Poster created by the Economic Cooperation Administration to sell the Marshall Plan in Europe, 1950. Public domain via Wikimedia Commons.

4. The Marshall Plan marks the true beginning of the Cold War. The Marshall Plan, created in the spring of 1947, marks the true beginning of the Cold War. Although tensions between the United States and the Soviet Union were escalating throughout 1946 and early 1947, it was not until General Marshall’s decision to launch a massive aid program—designed to keep western Europe in the democratic-capitalist fold—that relations between the two countries became irreparably ruptured. Stalin only abandoned negotiations with the United States over the establishment of an interim unified Korean government after Marshall’s initiative.

5. Marshall’s famous Harvard address in June of 1947 was interrupted twice by applause, both times after indirect references to the Soviet Union. It was not Marshall’s call for the United States to help alleviate Europe’s suffering that moved his audience to applaud, but his warning that Washington would actively oppose “governments . . . which seek to perpetuate human misery in order to profit therefrom politically.”

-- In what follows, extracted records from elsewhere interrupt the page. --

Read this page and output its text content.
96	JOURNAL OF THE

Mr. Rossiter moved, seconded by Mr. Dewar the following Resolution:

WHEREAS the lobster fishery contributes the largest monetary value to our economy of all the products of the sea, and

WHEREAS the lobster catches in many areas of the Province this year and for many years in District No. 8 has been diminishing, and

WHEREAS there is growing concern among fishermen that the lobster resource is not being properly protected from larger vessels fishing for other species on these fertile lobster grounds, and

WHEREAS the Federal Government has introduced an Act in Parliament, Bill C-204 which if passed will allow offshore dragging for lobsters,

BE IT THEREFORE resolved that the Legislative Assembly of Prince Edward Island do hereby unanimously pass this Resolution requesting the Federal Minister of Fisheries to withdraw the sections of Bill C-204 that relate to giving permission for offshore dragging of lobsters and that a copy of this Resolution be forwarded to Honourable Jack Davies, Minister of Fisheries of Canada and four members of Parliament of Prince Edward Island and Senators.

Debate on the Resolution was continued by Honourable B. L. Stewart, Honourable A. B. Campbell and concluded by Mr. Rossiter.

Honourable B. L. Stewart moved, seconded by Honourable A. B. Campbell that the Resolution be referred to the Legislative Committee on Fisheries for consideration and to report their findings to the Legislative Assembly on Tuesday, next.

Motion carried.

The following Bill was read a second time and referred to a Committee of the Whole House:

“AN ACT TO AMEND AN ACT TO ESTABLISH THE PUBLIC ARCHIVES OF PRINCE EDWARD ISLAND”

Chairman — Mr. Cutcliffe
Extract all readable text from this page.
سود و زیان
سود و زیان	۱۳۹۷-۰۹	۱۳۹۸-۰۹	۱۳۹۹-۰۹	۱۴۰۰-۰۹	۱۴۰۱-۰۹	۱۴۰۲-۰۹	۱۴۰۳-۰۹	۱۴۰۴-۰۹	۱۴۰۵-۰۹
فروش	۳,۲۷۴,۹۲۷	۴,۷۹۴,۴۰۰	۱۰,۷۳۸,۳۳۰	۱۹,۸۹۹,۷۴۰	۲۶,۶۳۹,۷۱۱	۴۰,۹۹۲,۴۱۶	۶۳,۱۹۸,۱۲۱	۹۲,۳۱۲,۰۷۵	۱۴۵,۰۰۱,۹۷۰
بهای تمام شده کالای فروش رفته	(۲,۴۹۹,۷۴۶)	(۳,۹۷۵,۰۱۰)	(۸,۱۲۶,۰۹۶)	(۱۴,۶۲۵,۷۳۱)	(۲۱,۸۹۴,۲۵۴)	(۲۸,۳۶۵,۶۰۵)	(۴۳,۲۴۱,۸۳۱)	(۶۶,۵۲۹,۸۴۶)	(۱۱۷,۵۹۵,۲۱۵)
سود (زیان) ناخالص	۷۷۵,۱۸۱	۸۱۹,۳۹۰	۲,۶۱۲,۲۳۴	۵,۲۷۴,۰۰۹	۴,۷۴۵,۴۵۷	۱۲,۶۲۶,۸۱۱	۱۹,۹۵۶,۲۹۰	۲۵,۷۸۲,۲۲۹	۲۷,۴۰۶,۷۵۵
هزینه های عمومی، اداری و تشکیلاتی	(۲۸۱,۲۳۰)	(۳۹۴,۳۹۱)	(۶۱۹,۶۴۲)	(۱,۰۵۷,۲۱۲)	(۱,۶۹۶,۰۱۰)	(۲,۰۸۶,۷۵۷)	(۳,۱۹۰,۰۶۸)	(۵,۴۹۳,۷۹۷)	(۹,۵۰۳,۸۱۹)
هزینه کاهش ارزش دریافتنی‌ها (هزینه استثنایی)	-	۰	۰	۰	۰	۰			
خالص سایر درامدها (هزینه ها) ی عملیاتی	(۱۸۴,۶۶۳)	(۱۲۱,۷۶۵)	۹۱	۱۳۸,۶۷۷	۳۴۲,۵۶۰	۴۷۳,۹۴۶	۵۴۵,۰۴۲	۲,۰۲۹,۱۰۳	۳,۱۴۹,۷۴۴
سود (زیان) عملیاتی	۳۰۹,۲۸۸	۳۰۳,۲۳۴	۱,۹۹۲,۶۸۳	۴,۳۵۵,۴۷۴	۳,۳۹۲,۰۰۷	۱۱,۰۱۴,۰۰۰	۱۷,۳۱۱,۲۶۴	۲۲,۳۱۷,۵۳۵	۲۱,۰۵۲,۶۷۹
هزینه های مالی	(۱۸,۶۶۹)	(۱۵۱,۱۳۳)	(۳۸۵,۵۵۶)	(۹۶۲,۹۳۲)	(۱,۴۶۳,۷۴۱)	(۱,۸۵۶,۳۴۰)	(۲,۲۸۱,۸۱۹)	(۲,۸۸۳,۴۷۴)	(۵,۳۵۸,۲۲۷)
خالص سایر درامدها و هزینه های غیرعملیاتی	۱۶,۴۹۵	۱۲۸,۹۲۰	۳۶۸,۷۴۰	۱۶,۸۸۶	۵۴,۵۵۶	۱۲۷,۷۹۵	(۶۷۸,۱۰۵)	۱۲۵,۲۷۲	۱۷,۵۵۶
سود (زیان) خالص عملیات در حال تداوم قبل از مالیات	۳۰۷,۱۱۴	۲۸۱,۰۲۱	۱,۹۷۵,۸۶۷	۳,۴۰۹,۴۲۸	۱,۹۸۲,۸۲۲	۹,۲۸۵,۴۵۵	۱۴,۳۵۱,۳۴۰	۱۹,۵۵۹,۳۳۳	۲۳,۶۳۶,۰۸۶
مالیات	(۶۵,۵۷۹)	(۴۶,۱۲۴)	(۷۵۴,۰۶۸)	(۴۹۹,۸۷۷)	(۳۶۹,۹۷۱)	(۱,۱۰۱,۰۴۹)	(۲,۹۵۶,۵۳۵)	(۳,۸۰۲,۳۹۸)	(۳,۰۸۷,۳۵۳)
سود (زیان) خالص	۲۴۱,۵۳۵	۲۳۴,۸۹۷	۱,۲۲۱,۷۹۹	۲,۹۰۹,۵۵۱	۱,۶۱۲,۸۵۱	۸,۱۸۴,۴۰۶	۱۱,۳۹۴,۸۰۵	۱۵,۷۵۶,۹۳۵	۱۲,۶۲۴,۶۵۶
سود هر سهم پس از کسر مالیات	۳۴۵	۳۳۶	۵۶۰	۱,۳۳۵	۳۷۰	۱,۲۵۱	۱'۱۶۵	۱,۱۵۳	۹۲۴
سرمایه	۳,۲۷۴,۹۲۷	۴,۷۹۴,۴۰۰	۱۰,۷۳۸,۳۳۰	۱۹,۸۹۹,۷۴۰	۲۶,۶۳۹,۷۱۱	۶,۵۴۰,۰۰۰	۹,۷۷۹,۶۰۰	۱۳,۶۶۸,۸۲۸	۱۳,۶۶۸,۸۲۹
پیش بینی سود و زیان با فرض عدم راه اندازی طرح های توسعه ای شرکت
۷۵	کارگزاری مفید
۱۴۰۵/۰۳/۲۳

6. Germany was the heart of the Marshall Plan and the Cold War. At the heart of the Cold War conflict was Germany. Neither the United States nor the Soviet Union could countenance a united Germany allied with the other. When the United States decided to make a reindustrialized western Germany into the fulcrum of the Marshall Plan, Stalin tried to undermine it with the Berlin blockade. After the western airlift defeated the blockade in 1949, Germany was split and the boundaries of the Cold War in Europe were frozen for 40 years.

7. The CIA’s earliest major covert operations were in support of the Marshall Plan. One of the first priorities of the Marshall Plan was to keep the Italian Communists out of government, and the CIA played an important propaganda role in the critical April 1948 elections in support of the center-right Christian Democrats. A new US Office of Policy Coordination (OPC) belied its dull name by running covert operations in Europe to bolster Marshall Plan political aims, using Marshall Plan administrative funding. The OPC was merged with the CIA in 1951.

8. We are today replaying the collapse in U.S.-Russia relations that followed the Marshall Plan. The collapse of United States-Russia relations with the launch of the Marshall Plan and NATO is replaying itself today with the expansion of NATO and the European Union. Russia considers NATO and the EU hostile to its interests and is pushing back hard. The difference between then and now is that the United States and Western Europe were willing to accept a Russian buffer zone in Eastern Europe in 1949, but are unwilling to accept one today.

9. The United States has spent far more on reconstruction in Iraq and Afghanistan than it spent, in current dollars, on Marshall aid. The United States has spent about 50 percent more on postwar reconstruction in Iraq and Afghanistan than it spent, in current dollars, on the entirety of Marshall aid. Yet it has almost nothing to show for it. The main reason? A lack of security. Both countries remain under armed siege by foreign and domestic opponents, such as ISIS and the Taliban. A credible American security umbrella for the Marshall countries was vital to generating the confidence and capacity of Western Europe to rebuild after World War II.

10. The most striking legacy of the Marshall Plan is the endless desire to repeat it, but it has yet to be imitated. In the past ten years alone, western statesman and celebrity philanthropists have called for “Marshall Plans” in Ukraine, Greece, Southern Europe, North Africa, Gaza, and the Arab Middle East; “Marshall Plans” for global warming and global unemployment. Yet since the real one was created nothing remotely similar has ever emerged.